# Time/Envy Nightclubs - Portsmouth, Mar 09



## randomnut (Mar 1, 2009)

Visited this place with CrysAk. As far as explores go, this was a corker. After the sheer mission that was getting in whilst fighting a hangover, it was a fairly relaxed explore. This has been on my list for a while now, so has been good to finally tick it off. Funny how I used to despise the place when it was open, but now it's closed it's ooohhh so much more interesting 

The sheer amount of paperwork etc left in this place was incredible.

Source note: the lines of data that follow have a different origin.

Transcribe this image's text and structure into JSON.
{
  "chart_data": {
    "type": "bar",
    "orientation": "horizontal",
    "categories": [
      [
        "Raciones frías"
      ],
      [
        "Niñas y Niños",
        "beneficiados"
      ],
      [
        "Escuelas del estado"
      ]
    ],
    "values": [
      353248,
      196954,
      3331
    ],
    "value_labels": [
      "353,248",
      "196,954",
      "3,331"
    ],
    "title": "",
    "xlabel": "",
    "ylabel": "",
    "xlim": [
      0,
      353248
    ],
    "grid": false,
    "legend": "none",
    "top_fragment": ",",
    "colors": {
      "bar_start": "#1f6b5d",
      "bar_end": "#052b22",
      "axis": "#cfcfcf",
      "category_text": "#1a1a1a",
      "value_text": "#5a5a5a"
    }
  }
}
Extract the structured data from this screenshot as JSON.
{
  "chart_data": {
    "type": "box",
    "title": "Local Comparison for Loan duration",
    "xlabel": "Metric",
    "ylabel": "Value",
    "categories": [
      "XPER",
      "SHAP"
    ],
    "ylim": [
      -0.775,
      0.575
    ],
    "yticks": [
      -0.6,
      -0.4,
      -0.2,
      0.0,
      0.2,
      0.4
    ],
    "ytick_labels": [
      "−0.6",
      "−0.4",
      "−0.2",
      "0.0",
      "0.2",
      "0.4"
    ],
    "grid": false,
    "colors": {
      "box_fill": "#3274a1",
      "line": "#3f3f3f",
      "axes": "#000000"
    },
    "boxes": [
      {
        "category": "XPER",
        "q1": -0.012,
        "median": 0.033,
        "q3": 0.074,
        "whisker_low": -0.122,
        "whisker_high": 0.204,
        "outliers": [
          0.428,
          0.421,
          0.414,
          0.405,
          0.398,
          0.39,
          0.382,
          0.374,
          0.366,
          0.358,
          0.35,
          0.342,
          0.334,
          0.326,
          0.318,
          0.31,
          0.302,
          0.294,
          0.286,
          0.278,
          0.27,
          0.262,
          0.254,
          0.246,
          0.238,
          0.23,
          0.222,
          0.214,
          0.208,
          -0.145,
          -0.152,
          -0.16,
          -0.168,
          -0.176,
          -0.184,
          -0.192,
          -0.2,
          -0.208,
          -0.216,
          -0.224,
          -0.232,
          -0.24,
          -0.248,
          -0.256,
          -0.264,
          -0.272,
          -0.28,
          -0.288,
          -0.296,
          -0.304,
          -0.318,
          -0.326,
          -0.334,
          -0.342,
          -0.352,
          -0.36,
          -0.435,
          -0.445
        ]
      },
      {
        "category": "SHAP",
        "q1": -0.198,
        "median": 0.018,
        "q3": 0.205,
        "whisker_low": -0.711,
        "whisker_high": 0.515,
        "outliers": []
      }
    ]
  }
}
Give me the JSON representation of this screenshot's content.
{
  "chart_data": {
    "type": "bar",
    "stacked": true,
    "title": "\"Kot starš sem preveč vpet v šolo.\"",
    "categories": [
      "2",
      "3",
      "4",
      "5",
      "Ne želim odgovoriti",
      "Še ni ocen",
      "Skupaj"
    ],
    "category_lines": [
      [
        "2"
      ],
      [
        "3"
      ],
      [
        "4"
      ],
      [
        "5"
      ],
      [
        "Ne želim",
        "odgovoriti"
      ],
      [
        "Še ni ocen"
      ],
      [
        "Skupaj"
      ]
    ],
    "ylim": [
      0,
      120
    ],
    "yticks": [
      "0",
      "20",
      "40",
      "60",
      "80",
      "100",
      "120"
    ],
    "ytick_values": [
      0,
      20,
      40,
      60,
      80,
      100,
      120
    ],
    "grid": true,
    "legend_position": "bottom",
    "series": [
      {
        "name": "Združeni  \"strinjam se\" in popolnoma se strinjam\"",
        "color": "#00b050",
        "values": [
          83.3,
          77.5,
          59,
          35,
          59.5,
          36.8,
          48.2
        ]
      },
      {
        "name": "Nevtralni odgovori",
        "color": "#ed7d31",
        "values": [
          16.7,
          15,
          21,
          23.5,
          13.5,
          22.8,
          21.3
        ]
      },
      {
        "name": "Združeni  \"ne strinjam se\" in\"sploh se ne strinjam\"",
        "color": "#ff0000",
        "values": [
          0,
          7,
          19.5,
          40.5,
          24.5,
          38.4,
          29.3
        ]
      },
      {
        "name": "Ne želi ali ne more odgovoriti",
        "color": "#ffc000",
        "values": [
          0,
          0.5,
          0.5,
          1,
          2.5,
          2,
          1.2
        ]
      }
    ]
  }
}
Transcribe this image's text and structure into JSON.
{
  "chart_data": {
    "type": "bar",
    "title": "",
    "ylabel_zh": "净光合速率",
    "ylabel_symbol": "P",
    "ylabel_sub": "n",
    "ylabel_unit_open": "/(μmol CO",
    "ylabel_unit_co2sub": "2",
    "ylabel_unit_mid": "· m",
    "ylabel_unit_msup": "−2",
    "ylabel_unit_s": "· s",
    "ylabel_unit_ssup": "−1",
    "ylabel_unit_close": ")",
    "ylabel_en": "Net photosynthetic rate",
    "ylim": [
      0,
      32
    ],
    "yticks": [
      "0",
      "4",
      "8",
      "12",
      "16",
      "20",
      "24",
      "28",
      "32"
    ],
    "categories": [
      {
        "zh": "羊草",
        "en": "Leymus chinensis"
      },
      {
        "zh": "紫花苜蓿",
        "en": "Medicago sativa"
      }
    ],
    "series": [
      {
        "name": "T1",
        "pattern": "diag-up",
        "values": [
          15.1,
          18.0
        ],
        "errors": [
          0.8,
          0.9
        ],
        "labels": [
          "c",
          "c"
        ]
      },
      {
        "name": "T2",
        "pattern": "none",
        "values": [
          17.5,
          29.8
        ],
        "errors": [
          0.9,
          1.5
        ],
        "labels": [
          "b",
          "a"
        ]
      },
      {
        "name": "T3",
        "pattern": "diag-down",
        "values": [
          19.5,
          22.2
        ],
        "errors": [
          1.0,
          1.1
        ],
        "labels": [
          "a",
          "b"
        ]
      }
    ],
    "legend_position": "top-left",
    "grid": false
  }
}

Upon entry we found ourselves directly in the offices.














Inflatable sheep?













Moving on down into the main club, Time:

































Next stop, Envy:

















Envy's dance floor, full of damp and mould













This doesn't really do justice to the sheer size of the womens loos









And finally, for anyone who ever visited this place in the 80s/early 90s - 5th Avenue:





The casino escaped us this trip, will be visiting again to find it before it gets torn down.


----------



## CrysAk (Mar 1, 2009)

great photos m8, was good explorin with you again


----------



## mr_ppp (Mar 2, 2009)

Great pics!

It seems these are the plans for it's future use

Change of use of nightclub at basement and ground floor including construction of ground floor front extension to form 950 sqm leisure/fitness club; alterations to front/side elevations; construction of extension to form additional floor (at roof level) for 2 flats and construction of 6-storey rear extension; & conversion of first floor and part of second floor to form 7 flats

Conditional permission was granted after refusal of demolition and construction of new building, the permission was granted back in 2007 - doesnt look like too much has happened lol!


----------



## Lightbuoy (Mar 2, 2009)

Well done ol' boy!

Did you get any more pics of the original interior / detailing?


----------



## randomnut (Mar 2, 2009)

Cheers guys. There's some more pics on my flickr page, http://flickr.com/randomnut/sets

I'm just annoyed my sigma 10-20 casts such a huge shadow when using the inbuilt flash 

Definitely need to revisit when I get an external that works properly to get some better ones and find that casino.

Interesting to hear they're not planning on demoloshing the building, many parts had holes rotting right through the roof, surely cheaper to start new? You can see they had made *some* but not much progress from when Cogito visited, lots of wood now piled up in the cloakroom/entrance to Time.


----------